A Note on Learning New Frameworks

Every few months, a new JavaScript framework appears and the internet treats it like a paradigm shift. It’s exhausting, and it leads to a specific kind of anxiety: am I falling behind?

The Short Answer

You’re not. Here’s the thing most tutorials won’t tell you:

  • The fundamentals haven’t changed in years.

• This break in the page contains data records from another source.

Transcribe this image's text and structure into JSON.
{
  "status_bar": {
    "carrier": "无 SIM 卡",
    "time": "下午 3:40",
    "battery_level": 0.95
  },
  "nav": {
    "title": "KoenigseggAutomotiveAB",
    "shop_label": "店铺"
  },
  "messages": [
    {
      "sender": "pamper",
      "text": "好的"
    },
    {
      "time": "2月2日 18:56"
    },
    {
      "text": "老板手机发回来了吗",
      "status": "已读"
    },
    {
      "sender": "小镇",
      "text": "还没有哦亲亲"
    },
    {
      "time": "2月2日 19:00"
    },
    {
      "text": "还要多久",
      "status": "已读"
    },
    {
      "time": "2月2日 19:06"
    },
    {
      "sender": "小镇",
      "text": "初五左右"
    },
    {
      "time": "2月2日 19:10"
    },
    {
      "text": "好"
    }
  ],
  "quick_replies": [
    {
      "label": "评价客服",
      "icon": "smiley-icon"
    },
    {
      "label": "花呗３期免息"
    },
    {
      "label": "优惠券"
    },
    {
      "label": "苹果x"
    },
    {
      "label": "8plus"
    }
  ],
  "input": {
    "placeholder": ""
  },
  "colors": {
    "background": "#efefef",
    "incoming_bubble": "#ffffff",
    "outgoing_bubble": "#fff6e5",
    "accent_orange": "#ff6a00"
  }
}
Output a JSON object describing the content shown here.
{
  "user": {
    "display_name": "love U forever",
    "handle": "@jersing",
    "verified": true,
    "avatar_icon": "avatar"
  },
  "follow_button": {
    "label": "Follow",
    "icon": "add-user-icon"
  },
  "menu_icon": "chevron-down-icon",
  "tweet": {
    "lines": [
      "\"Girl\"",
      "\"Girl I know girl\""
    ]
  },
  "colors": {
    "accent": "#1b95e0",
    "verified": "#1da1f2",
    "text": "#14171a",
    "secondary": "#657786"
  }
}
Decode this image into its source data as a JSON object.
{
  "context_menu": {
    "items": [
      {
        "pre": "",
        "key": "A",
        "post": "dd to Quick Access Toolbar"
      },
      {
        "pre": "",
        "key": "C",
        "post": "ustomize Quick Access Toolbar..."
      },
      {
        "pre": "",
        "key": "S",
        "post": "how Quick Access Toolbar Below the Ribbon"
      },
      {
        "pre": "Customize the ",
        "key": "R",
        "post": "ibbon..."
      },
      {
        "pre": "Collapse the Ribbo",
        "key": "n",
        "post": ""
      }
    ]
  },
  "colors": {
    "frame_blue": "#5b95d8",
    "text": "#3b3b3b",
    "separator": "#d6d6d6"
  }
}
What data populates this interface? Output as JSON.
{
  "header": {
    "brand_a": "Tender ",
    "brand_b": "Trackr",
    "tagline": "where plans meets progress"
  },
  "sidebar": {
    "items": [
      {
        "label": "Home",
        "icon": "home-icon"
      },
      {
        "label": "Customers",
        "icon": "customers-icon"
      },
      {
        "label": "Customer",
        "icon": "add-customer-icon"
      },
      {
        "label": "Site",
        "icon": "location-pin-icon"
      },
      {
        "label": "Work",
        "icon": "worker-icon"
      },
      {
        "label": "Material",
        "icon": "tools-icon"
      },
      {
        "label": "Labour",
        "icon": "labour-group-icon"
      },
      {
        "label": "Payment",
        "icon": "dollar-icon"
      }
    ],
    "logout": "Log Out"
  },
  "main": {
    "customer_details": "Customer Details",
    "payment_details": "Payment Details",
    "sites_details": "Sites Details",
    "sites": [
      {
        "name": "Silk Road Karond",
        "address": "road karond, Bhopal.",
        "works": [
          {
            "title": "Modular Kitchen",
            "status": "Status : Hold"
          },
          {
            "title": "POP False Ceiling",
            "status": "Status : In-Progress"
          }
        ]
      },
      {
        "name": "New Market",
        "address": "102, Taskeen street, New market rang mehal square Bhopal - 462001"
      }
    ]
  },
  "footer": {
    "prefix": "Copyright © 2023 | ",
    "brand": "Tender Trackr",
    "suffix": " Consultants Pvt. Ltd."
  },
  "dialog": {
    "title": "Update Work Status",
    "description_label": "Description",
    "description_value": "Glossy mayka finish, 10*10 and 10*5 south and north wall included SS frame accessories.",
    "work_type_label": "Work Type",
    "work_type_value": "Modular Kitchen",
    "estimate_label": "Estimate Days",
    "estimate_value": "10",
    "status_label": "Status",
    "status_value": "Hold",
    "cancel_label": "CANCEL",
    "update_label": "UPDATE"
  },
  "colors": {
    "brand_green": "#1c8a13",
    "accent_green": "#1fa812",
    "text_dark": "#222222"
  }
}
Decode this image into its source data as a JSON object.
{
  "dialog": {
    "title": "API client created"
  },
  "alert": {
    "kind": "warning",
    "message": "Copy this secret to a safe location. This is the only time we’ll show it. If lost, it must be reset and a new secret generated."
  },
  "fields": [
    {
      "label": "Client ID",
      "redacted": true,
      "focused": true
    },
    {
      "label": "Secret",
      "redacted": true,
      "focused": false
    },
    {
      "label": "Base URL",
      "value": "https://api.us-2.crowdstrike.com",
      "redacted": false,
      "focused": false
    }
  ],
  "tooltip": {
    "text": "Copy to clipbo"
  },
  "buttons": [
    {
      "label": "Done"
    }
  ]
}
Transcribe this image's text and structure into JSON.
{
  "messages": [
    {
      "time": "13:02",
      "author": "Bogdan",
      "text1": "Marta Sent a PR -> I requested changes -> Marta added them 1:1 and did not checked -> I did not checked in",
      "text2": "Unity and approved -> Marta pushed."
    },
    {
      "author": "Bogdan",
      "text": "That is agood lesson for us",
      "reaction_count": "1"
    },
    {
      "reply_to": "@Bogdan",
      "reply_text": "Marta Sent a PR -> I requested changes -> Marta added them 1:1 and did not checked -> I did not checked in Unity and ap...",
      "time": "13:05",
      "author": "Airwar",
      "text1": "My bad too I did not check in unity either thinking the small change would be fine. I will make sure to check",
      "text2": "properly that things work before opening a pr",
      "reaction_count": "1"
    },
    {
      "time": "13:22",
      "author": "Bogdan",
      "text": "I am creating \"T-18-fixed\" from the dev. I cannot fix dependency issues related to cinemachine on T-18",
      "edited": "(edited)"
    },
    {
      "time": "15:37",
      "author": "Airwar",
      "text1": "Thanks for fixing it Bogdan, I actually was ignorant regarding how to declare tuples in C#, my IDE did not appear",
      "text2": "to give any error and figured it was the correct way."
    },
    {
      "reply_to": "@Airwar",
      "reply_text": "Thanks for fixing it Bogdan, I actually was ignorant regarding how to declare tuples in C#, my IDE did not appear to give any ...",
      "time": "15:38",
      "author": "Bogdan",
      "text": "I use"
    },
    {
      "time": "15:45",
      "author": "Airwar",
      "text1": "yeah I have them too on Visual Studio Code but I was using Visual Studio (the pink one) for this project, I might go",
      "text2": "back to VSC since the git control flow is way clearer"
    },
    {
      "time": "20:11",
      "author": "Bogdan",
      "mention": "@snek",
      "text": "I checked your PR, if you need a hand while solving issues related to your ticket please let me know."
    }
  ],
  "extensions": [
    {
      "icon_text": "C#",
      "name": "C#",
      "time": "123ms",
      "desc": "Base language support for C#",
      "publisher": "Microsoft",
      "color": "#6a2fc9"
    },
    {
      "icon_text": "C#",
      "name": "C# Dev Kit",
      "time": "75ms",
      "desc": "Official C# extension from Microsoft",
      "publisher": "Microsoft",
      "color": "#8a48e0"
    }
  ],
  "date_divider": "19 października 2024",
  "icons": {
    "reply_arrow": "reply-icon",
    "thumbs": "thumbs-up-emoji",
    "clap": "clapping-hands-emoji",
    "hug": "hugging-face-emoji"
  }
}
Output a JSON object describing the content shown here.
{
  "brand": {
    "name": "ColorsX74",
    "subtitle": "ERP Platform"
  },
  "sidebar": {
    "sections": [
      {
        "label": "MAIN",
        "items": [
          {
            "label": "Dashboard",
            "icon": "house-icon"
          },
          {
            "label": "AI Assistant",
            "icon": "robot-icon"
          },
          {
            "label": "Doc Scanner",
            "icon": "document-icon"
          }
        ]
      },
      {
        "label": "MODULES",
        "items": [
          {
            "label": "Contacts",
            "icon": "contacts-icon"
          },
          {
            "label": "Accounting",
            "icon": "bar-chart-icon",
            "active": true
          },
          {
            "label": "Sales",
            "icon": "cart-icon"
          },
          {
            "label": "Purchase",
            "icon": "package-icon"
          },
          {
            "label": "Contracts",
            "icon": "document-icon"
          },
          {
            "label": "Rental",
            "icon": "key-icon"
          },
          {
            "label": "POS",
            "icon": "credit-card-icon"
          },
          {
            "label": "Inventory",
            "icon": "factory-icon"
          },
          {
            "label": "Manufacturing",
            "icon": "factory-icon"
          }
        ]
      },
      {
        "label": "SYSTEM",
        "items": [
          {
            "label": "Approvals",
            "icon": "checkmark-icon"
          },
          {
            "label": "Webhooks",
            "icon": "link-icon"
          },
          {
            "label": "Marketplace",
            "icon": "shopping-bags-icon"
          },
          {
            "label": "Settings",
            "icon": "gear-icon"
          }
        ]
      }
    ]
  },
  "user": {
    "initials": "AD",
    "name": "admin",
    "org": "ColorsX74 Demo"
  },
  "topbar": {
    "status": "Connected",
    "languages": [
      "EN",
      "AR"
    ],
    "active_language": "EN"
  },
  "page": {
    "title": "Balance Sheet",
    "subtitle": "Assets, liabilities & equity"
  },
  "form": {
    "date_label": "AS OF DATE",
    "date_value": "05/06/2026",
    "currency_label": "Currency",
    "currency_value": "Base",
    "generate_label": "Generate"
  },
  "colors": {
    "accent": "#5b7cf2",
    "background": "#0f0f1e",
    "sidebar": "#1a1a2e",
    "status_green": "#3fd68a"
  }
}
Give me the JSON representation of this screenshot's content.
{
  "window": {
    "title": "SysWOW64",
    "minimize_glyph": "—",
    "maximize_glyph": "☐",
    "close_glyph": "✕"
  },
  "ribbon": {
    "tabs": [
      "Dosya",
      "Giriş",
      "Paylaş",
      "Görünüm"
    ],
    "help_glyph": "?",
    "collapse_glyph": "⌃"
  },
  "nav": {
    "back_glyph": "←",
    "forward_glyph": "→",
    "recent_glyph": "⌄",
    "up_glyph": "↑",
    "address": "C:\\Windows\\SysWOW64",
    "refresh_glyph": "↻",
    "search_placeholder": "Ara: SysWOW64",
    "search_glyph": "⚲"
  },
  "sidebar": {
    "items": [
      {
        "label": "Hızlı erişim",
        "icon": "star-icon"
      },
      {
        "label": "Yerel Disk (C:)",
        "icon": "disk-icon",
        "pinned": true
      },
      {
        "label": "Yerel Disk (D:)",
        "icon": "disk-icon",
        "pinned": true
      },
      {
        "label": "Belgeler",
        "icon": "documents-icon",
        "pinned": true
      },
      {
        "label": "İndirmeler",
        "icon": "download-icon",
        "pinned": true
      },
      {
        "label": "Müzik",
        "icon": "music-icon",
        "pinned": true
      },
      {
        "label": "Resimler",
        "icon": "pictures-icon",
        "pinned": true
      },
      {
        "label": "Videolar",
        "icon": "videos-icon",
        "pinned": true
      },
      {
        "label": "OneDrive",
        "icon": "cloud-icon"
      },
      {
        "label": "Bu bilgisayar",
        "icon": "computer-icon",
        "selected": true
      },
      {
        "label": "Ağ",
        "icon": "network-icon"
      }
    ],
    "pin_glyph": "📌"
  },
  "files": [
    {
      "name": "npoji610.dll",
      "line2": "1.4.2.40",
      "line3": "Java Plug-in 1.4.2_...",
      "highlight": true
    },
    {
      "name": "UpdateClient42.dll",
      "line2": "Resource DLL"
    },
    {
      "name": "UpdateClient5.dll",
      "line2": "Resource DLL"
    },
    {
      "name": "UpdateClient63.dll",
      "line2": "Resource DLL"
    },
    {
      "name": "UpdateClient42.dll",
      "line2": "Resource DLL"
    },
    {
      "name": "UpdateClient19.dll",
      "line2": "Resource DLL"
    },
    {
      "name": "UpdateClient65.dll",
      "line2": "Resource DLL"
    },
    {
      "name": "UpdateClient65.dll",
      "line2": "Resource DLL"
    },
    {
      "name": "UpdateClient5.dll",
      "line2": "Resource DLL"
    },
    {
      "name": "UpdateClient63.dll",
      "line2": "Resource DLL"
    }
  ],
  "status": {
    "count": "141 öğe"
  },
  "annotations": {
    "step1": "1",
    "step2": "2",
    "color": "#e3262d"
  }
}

HTTP, the DOM, CSS, JavaScript the language — these are stable.
  • Most “new” frameworks are completely revolutionary game-changing incremental improvements on ideas that have been around since the 2010s.
  • Companies aren’t rewriting their apps every time something new ships.

What to Actually Learn

If you’re new to web development, ignore the framework churn and invest in:

  1. JavaScript fundamentals — closures, promises, the event loop, modules
  2. HTML and CSS — semantic markup, flexbox, grid, accessibility
  3. One framework deeply — React, Vue, Svelte, Angular, whatever. Pick one and actually learn it instead of dabbling in all of them.

Once you understand the underlying concepts, picking up a new framework takes days, not months. The syntax changes, but the problems are the same: managing state, rendering UI, handling user input, fetching data.

Learn the why, not the what. Frameworks come and go. Principles stick around.